03 遊びも学びも主体的になれる子どもたちの「居どころ」が家のあちこちに

この家の特徴のひとつに、玄関から続く長い土間があります。人工芝を敷き、一段下がったこのスペースは、長男のサッカーの練習や、弟たちとボール遊びをする場所としてちょうど良い広さで、雪や雨の日に子どもたちが帰ってきて濡れた上着を脱ぐのにも最適なスペース。カバンや上着は脱いだらそのまま土間に置きます。このちょっとした空間が子どもたちの居どころをさらに広げています。

そして、ダイニングの壁は、シールを貼ってもキレイに剥がれる壁。それを知った子どもたちがいつの間にか自由に好きな絵などを貼るように。お友達が遊びに来て絵を貼っていくこともあるとか。その時々で、壁一面が埋め尽くされるほどたくさんの絵が飾られていることもあるそうです。

大人はここに貼るものについて一切口出ししません。子どもたちが飾るのでキレイに整ってはいなかったり、大人から見るとちょっと下すぎる場所だったりもします。でも実は、子どもの目線の高さに飾ることは、子どもの成長にとってとても大切なこと。自分たちの世界を主体的に見ることができるようになり、自立が促されます。

「家をキレイに使うというよりも、子どもたちに家をどんどん使いこなしてほしいと思うんです。賃貸のときと違って、傷や汚れを気にする必要がないので、むしろそれが子どもの成長の証しとして、思い出を刻んでいると思っていますし、のびのびと楽しんでもらえていることが何よりだなと思います」

子どもたちが日々思い切り駆け巡る、個室のない大空間は、1階にも2階にも、子どもの居どころがたくさんあります。子どもたちは家中どこでも自分の居場所を見つけて、一緒に遊んだり、思い思いに過ごしたり。そして、さっきまでボールを蹴って遊んでいたかと思えば、突然ダイニングテーブルに座って真剣に文字を書き始めたりと、遊びも学びもひとつなぎ。仕切りなくゆるやかに空間がつながっているからこそ、活動の切り替えも自然とスムーズにでき、自由に、自分で考えてやりたいことをやりたいときにやるという自主性が育っていきます。

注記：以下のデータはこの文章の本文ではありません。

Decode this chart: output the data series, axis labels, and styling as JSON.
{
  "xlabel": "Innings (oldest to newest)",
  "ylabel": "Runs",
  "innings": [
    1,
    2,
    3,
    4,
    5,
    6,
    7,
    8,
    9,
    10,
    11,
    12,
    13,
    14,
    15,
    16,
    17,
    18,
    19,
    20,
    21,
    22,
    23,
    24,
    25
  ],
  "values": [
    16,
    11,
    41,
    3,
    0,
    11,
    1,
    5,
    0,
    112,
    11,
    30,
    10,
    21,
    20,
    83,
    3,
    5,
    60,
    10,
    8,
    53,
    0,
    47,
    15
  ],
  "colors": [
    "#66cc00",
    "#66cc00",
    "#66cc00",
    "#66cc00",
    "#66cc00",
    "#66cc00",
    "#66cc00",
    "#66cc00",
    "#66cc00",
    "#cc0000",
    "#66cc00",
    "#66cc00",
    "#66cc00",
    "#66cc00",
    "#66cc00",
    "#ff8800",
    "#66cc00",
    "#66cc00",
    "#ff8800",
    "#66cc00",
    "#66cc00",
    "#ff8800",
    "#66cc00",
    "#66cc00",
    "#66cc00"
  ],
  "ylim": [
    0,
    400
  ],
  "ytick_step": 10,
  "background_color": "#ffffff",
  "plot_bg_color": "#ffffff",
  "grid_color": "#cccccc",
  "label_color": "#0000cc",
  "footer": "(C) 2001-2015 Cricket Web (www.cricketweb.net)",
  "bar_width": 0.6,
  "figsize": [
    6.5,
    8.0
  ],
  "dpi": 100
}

男の子3人が自由に過ごす毎日、傷ができたり汚れたり、部屋が散らかって大変なときもあります。でも、Sさん夫妻は、“今”を大切にしたいと微笑みます。

「映える空間も素敵ですが、家族の“今”が表現されている空間こそが、その家族にとっての幸せな家だと思います。子どもの“今”を尊重し、興味や関心のあることに合わせて、それを自由に表現できる場をこれからも作っていきたいと思います」

モンテッソーリ教師
あきえ先生

お子さんの「今」を大切にしながら、その時々の姿や願いを見つめ、環境を柔軟に変えていくことはとても大切です。「受け入れられている」という気持ちや安心感はもちろんのこと、主体性や当事者意識も育まれていきます。